Bridgewater believes foreigners will shy away from U.S. assets for a long time, as they are still "massively overweight" in U.S. securities.
In the meantime, the U.S. needs to finance a ballooning current account deficit.
"This very combustible mix will likely lead to a much more significant decline in the dollar than most have contemplated," Bridgewater said.
Earnings and data watch
Thomson Financial/First Call maintained in its weekly research note that the news still remains good for the second-quarter reporting season, which will begin in earnest in two weeks.

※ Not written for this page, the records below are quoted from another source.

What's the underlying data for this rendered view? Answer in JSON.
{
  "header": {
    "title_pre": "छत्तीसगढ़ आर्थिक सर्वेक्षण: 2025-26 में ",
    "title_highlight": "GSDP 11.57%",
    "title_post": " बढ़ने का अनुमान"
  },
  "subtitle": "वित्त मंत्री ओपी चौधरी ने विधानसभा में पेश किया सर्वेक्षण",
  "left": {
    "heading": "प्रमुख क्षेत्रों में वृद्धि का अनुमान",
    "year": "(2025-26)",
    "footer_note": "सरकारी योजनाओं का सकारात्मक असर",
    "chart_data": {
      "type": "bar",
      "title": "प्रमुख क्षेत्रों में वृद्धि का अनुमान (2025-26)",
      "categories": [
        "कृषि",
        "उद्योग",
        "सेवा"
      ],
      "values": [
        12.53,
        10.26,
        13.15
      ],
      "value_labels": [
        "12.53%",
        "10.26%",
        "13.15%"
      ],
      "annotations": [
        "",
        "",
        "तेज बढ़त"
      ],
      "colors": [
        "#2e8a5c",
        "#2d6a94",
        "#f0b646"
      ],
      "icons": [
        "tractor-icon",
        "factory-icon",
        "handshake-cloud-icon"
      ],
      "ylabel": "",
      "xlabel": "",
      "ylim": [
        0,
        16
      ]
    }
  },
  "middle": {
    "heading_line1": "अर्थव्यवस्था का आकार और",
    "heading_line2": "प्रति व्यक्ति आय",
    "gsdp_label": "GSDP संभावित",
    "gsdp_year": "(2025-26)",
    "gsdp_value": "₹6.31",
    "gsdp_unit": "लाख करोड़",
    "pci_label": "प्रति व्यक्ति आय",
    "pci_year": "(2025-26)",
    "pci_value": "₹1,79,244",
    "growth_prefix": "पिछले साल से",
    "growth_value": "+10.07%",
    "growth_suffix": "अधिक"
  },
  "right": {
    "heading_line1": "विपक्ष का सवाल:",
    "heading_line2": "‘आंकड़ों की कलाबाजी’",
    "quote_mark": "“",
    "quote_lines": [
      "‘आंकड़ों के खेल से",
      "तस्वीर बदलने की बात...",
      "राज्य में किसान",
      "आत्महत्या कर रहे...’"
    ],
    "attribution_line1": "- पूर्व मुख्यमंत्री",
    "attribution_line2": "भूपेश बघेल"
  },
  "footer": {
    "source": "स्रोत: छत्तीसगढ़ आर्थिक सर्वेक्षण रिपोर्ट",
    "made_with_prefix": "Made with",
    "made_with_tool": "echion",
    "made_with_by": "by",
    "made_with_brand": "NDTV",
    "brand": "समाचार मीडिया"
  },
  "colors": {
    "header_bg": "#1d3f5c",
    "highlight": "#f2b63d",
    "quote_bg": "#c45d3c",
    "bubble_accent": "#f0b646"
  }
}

"Negative pre-announcements are still running much less than normal, the estimate revisions are still no more than normal trimming, and we would expect the reported earnings surprises to be at least as good as normal," First Call said.
But the pressing issue is what will happen in the second half of 2002.
The earnings compiler said an emerging problem for the second half, particularly apparent in the last two weeks, has been an acceleration in downward revisions to third-quarter estimates. The severe cuts in capital spending related sectors ahead of the third quarter are ominous, First Call warned.